Trente glorieuses pour l’art et pour l’autonomie
Foyer de mon père, ô Jura,
loin de vous s’en fut Jean-sans-Terre
dont la complainte ne peut taire
ce que son amour lui jura.
Jean Cuttat, in Noël d’Ajoie
Dans le courant de l’été, les anciennes usines désaffectées des cycles Condor à Courfaivre (Dieu que leurs torpédos militaires étaient lourds!) ont accueilli une exposition célébrant les cinquante ans du plébiscite autonomiste de 1974. Dans la foulée, Yves Guignard, commissaire de l’exposition, a fait éditer un très beau catalogue qui a pour mission de pérenniser une manifestation forcément limitée dans le temps. On ajoutera que la réalisation de l’ouvrage a été confiée à la maison d’édition Infolio sise à Gollion, ce qui en garantit la bienfacture.
L’art ne fait pas toujours bon ménage avec le militantisme. L’auteur en est bien conscient qui cite Proust: «Une œuvre où il y a des théories est comme un objet sur lequel on laisse la marque du prix.» Un art au service d’une politique, quelle qu’elle soit, finit souvent par être réduit au rang de document historique. Or les œuvres retenues ne sont pas systématiquement la manifestation des passions d’une époque. Par exemple, Arnold Stékoffer, militant très actif, a cultivé de solides amitiés au sein du Rassemblement jurassien ou au Bélier. Il a produit des peintures un peu mélancoliques, à la géométrie rigoureuse, dans lesquelles il serait vain de chercher des liens immédiats avec la cause jurassienne.
De même, l’œuvre peint de Jean-François Comment s’exprime par des huiles abstraites de grand format. Il traite de thèmes trop universels pour être associés à des événements conjoncturels: Révolte (1962-1966), Triptyque du soleil (1962-1963). Cependant il mettra son art au service d’un projet commun avec Alexandre Voisard, Liberté. Voisard écrit un poème que le peintre illustre d’un geste vigoureux et coloré. La luxueuse édition définitive sera tirée à cent exemplaires.

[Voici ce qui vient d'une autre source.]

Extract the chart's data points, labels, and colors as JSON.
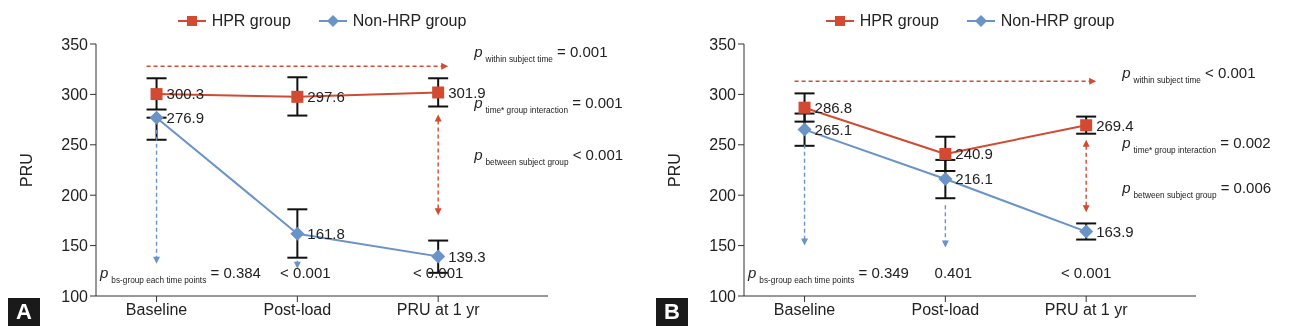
{
  "chart_data": [
    {
      "type": "line",
      "title": "A",
      "ylabel": "PRU",
      "categories": [
        "Baseline",
        "Post-load",
        "PRU at 1 yr"
      ],
      "ylim": [
        100,
        350
      ],
      "yticks": [
        100,
        150,
        200,
        250,
        300,
        350
      ],
      "legend": "top",
      "data_labels": true,
      "grid": false,
      "series": [
        {
          "name": "HPR group",
          "color": "#d24a32",
          "marker": "square",
          "values": [
            300.3,
            297.6,
            301.9
          ],
          "errors": [
            [
              285,
              316
            ],
            [
              279,
              317
            ],
            [
              288,
              316
            ]
          ]
        },
        {
          "name": "Non-HRP group",
          "color": "#6a93c8",
          "marker": "diamond",
          "values": [
            276.9,
            161.8,
            139.3
          ],
          "errors": [
            [
              255,
              276.9
            ],
            [
              138,
              186
            ],
            [
              123,
              155
            ]
          ]
        }
      ],
      "annotations": [
        "p$_{within subject time}$ = 0.001",
        "p$_{time* group interaction}$ = 0.001",
        "p$_{between subject group}$ < 0.001",
        "p$_{bs-group each time points}$ = 0.384",
        "< 0.001",
        "< 0.001"
      ]
    },
    {
      "type": "line",
      "title": "B",
      "ylabel": "PRU",
      "categories": [
        "Baseline",
        "Post-load",
        "PRU at 1 yr"
      ],
      "ylim": [
        100,
        350
      ],
      "yticks": [
        100,
        150,
        200,
        250,
        300,
        350
      ],
      "legend": "top",
      "data_labels": true,
      "grid": false,
      "series": [
        {
          "name": "HPR group",
          "color": "#d24a32",
          "marker": "square",
          "values": [
            286.8,
            240.9,
            269.4
          ],
          "errors": [
            [
              273,
              301
            ],
            [
              224,
              258
            ],
            [
              261,
              278
            ]
          ]
        },
        {
          "name": "Non-HRP group",
          "color": "#6a93c8",
          "marker": "diamond",
          "values": [
            265.1,
            216.1,
            163.9
          ],
          "errors": [
            [
              249,
              281
            ],
            [
              197,
              235
            ],
            [
              156,
              172
            ]
          ]
        }
      ],
      "annotations": [
        "p$_{within subject time}$ < 0.001",
        "p$_{time* group interaction}$ = 0.002",
        "p$_{between subject group}$ = 0.006",
        "p$_{bs-group each time points}$ = 0.349",
        "0.401",
        "< 0.001"
      ]
    }
  ]
}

L’intersection entre art et politique a atteint une intensité extrême par l’œuvre de Coghuf, pseudonyme d’Ernst Stocker, peintre bâlois établi dans les Franches-Montagnes. Il a mis son pinceau au service du combat contre l’établissement d’une base militaire avec caserne, chars d’assaut et pistes d’entraînement, ce qui aurait irrémédiablement détruit l’harmonie de ce paysage paisible. Il existe plusieurs variantes du même thème apocalyptique qui a servi à des affiches aux métaphores éloquentes: on y voit le squelette d’un cavalier chevauchant dans un paysage désolé, avec ruines, croix, gibets, suppliciés. Ces représentations terribles des malheurs de la guerre s’inscrivent, avec le même génie expressif, dans la lignée des expressionnistes allemands (Otto Dix) ou du Picasso de Guernica.
L’ouvrage d’Yves Guignard présente une production foisonnante et diversifiée qui n’a pas besoin du prétexte militant pour justifier sa valeur artistique. Il est complété par d’utiles biographies et abondance de documents photographiques.
Référence: Yves Guignard, L’Art de l’Autonomie, Jura, 1950-1980, Editions Infolio, 2024, 122p.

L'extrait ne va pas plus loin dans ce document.